Legally, you can't redistribute it


your gripe is valid but misdirected. I also own a copy but, the one-time validation requires a validation server. Once that server goes offline, i can no longer install Affinity on a new machine.


It's not free, it's a lure. There is a hook hiding somewhere.

The real cost of tools like these is not the upfront price, but the time invested learning the tool and incorporating it into your workflow.

Krita is clunky, but good enough for me, and it really is free.

Update: Changed my analogy to lure.


I am sorry, but for me the app just died. That may sound dramatic but the promise at acquisition was that nothing would change. The picture that was drawn is that we would get a v3. Sure I would suspect some canva integration, but again, not a whole redo and relaunch that seems at first glance nothing like what we had, and completely taken over into the Canva system.

Also free is never free.


This really hurts to see, everything for the whole month has shattered trust in a way that is hard to believe.
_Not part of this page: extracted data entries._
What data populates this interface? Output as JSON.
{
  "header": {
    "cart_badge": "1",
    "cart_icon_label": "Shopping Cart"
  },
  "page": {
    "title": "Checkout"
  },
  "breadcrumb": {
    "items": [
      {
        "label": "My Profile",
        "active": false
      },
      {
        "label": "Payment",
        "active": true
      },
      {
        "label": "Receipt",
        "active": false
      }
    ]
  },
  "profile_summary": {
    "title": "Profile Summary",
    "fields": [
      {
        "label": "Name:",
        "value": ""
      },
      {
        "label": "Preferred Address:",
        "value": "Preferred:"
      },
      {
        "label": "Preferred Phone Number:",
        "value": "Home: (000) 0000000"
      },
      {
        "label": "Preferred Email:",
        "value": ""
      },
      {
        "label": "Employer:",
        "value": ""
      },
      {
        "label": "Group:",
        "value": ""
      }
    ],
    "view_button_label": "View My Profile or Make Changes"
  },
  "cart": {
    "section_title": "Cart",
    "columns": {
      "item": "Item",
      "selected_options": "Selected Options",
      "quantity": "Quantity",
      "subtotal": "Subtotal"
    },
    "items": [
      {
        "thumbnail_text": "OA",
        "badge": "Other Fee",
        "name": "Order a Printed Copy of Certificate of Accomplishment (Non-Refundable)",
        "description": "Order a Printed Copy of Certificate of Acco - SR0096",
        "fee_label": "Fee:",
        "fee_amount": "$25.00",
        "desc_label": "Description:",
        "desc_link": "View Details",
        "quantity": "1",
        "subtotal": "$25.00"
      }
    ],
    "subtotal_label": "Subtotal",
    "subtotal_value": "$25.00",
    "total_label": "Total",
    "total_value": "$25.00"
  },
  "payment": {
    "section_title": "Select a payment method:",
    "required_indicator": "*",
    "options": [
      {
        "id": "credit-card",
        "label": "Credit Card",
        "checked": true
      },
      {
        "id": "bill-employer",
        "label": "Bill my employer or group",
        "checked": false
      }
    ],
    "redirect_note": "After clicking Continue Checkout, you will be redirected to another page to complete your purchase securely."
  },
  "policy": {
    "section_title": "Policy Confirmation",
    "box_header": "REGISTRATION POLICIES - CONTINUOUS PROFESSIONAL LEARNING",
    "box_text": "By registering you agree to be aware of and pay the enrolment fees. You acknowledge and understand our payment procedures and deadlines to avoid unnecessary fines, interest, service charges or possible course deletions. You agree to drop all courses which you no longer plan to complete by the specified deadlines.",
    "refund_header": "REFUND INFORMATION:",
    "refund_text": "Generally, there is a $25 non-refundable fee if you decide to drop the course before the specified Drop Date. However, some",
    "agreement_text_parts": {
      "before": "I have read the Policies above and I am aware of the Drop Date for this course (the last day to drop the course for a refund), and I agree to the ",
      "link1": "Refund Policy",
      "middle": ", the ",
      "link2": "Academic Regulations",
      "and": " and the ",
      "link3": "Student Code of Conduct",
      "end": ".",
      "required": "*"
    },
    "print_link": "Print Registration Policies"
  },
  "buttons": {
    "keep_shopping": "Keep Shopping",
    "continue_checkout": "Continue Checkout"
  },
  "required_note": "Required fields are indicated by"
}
Any chances we can see some reversals?


What changes for me as iPad user?

Does the account required mean I can’t use it offline anymore?

So can I finally import krita files? Especially those with vector layers?


I have a free subscription to Adobe Creative Cloud (I was a long-time, early employee and negotiated this as a perk). One reason I paid for and use Affinity is that it DOESN'T have AI. I want to be completely sure the photos I edit don't go up to a "cloud" somewhere, etc.


It's smart only if their business goal is to lose every single customer they had specifically because it wasn't subscription software and didn't have the AI junk that their customers specifically did not want.


Yeah I'm not sure throwing away their single advantage (that's not hyperbole) over Adobe is a smart play


The DTP app actually does something that neither InDesign nor Quark handles properly, but it's something so specific I would dox myself if I mentioned it.


> They had to get a subscription somehow to support AI features which they need to compete

I assumed the jury was still out in that one.


It looks very similar to what they already had. If you had all three they all were already integrated, you can just switch between the different types of editing modes.